Automated competition-level mathematical proof remains a hard benchmark for LLMs because single-shot generation struggles with correctness and repair. The key insight here is that treating one trained model as a multipurpose engine (generator + verifier + refiner + ranker) and scaling via a population search at test time yields outsized gains: diversity + reliable verification lets you select proofs that single-pass decoding would miss.
Key Findings
- Population-level test-time scaling (MaxProof) turns one M3 model into a search procedure that produces and filters many candidate proofs, then returns the winner via tournament selection — this raises final-answer quality beyond single-sample improvements.
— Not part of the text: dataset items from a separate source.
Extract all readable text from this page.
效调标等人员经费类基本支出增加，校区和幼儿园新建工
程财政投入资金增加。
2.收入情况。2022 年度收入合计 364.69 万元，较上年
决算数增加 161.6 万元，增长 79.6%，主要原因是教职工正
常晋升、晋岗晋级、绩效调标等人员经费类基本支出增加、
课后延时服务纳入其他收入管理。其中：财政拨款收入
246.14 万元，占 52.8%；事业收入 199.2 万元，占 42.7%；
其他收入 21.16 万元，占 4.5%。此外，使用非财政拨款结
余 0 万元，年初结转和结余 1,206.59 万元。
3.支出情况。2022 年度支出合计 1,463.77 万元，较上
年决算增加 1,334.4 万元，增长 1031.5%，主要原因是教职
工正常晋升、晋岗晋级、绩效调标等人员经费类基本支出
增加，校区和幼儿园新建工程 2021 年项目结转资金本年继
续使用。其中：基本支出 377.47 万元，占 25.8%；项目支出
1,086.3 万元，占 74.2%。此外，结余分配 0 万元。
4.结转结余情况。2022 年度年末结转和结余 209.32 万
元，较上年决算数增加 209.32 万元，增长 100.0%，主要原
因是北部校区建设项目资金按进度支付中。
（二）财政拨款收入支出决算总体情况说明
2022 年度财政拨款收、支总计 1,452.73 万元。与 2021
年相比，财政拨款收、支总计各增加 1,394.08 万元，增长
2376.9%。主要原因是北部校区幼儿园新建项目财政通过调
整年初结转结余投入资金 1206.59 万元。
- Training separates three capabilities — proof generation, proof verification, and critique-conditioned repair — and unifies them into a released M3 model; the verifier is engineered for low false-positive rates so selection is conservative.
- With MaxProof scaling, the M3 model achieves 35/42 on IMO 2025 and 36/42 on USAMO 2026, surpassing the human gold-medal threshold reported by the authors.
How it works
The pipeline trains a single model with three proof-oriented skills, using a generative-verifier RL objective that privileges verifiers with low false positives (defense-in-depth). At test time MaxProof repeatedly samples and refines a population of candidate proofs; each candidate is (re)verified and ranked, and tournament-style selection picks the final proof. The RL element helps align generation toward proofs that survive the verifier and repair loop, while population search provides breadth and ensemble-like robustness.
Who it's for and tradeoffs
Great fit if you care about pushing LLMs toward formally structured, multi-step reasoning where verification and repair matter (e.g., automated theorem proving, math benchmarks, rigorous reasoning evaluation). Expect higher compute and latency at test time because MaxProof runs many generations, verifications, and repair iterations; it also depends critically on verifier quality — overly permissive verifiers inflate results, overly strict ones may discard valid creativity. The approach emphasizes end-to-end empirical performance on contest-style problems rather than formal machine-checked proofs.
Where it fits
Compared with single-pass LLM decoding or simple self-checking, MaxProof invests compute in population search plus a surgical verifier and repair loop, trading runtime for higher final correctness. It sits between pure neural generation and hybrid theorem-prover pipelines: less formal than interactive proof assistants, but more verification-focused than naive generation.